My suggestion / PR idea would be to augment ValueDecompressor with 2 constructor options (2 additional constructors) where the leading zeros and number of bits of Int/Long are set in the constructor rather than hard coded. This approach would not affect the existing API or break any current users. Another idea would be to extend the class with float and 5 bit versions (and I guess a combo of both) but that seems like it would get out of hand. (And similar compression support would be logically added, though in my case it is not needed.)

final leadingZeroes;
final bitLength;
public ValueDecompressor(BitInput input) {
    this(input, new LastValuePredictor());
}

public ValueDecompressor(BitInput input, Predictor predictor) {
    this(input, predictor, 6, Long.SIZE);
}

public ValueDecompressor(BitInput input, leadingZeroes, bitLength ) {
    this(input, new LastValuePredictor(), leadingZeroes, bitLength);
}

public ValueDecompressor(BitInput input, Predictor predictor, leadingZeroes, bitLength) {
    this.in = input;
    this.predictor = predictor;
    this.leadingZeroes = leadingZeroes;
    this.bitLength = bitLength;
}

I just think this would increase the flexibility to operate with other libraries in real-world scenarios where differences in the implementation of Gorilla exist. Again it is paramount to not break any existing functionality but just require more flexibility so the library can be used in more use cases... even if something could be done so a user could extend a class to their needs that would be great but with the hard-coded 6 and 64 that doesn't seem currently possible. I just have to copy the class and create a slightly different implementation.

What do you think?

jhovell commented 1 year ago

Bumping to see if there is any interest in a PR to address these cases above ^^ thank you 🙇

burmanm commented 1 year ago

I have no idea where my reply went, so I'll try to write again..

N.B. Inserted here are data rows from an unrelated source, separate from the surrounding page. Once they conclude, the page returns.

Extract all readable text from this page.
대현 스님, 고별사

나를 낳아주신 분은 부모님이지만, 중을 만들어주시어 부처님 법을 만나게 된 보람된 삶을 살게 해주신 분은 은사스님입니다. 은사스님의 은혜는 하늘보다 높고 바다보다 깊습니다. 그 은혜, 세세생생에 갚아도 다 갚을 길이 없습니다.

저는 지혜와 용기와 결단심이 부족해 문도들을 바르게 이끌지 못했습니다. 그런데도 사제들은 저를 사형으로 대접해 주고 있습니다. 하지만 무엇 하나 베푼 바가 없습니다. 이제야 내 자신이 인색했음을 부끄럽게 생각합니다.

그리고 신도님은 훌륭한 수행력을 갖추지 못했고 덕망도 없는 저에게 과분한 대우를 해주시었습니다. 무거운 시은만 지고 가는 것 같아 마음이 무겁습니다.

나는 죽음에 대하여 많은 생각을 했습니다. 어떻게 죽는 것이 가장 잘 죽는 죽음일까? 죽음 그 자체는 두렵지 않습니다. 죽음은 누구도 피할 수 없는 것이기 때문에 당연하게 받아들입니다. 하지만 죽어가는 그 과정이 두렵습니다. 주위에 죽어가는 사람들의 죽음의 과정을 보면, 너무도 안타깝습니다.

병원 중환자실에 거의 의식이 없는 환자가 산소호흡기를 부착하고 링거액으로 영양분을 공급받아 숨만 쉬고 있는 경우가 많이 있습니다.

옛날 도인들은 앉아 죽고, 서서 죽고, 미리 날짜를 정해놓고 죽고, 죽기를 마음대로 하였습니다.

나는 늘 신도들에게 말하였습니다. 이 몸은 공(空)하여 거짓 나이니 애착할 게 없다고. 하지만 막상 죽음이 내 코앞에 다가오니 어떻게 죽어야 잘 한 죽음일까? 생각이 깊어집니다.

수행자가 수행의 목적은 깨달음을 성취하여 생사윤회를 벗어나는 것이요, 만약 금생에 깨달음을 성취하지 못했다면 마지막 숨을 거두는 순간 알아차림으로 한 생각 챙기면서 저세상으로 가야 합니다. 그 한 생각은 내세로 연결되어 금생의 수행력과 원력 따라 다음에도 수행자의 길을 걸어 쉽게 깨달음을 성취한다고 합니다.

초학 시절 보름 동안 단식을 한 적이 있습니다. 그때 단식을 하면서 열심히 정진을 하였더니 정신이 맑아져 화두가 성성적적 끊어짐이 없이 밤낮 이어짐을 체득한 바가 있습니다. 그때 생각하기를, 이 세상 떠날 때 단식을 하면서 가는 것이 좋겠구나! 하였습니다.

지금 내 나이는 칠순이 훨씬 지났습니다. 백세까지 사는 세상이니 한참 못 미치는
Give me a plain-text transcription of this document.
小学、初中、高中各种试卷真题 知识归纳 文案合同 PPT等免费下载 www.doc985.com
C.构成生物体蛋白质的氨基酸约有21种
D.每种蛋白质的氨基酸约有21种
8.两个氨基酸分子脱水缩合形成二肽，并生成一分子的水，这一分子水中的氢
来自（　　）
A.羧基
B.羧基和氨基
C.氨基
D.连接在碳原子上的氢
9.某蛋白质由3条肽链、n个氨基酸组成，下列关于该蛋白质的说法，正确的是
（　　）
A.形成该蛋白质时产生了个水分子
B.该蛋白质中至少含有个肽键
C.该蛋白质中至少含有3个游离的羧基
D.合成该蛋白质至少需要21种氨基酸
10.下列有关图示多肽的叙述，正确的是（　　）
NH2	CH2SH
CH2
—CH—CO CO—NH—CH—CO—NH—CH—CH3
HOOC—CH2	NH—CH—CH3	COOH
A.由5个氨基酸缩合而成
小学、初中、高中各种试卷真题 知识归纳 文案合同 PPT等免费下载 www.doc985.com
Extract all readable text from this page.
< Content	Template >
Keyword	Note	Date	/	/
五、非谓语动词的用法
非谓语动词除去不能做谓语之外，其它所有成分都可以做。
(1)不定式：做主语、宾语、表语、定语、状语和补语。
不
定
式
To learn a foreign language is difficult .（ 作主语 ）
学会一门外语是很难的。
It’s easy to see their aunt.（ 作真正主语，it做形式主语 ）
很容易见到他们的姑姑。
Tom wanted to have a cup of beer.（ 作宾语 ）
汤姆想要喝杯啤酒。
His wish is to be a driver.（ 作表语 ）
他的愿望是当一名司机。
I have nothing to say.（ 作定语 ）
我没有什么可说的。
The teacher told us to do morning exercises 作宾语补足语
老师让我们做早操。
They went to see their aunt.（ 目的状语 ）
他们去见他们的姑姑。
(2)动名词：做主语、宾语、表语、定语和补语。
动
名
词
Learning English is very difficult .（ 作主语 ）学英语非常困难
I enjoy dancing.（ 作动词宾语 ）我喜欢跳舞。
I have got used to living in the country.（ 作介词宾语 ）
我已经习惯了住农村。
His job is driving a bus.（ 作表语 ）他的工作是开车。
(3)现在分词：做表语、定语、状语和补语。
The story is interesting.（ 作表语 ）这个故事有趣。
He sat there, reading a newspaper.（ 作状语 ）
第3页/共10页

I don't see any equivalent class or setting I could use in the existing library to achieve this result. Decompressor / GorillaDecompressor seem to only work with timestamp/value pairs.

The entire idea behind the algorithm is to store timeseries data in a streamed fashion. Each serie should have its own data structure as otherwise the ability to use XOR would not be useful. If you store multiple different series one after another, the compression ratio will be pretty bad. Even more, the best usecase is type of data that doesn't change a lot, for example the original target of system monitoring data.

If I copy the existing ValueDecompressor class and change

If you wish to use 5 bit leading zeroes, then the other class still does that:

https://github.com/burmanm/gorilla-tsc/blob/master/src/main/java/fi/iki/yak/ts/compression/gorilla/Compressor.java#L173

For the float32/float64 issue, a similar fix is needed. Again in ValueDecompressor the hard-coded appearances of Long.SIZE need to be replaced with Integer.SIZE and the leading zeroes moves down 1 more to either 4, or 5 if you're going with the "6 bit" encoding style. I am not sure how I could achieve this with the current library.

You can achieve the 32 bit integer number support by using the other class (with the downside of not being able to encode 64 bit values). The GorillaCompressor and GorillaDecompressor were intended to be modifications that provide the ability to store 64 bit values. If there's no need to do that, then use the original format. Is there a reason you need to use the newer 64 bit long format without wanting 64 bits?

Float/Double makes no difference in the algorithm requirements, they work fine with both 5 and 6 bits due to the way floating points are constructed. All that's stored is float/double in integer format, as bits - not as numbers.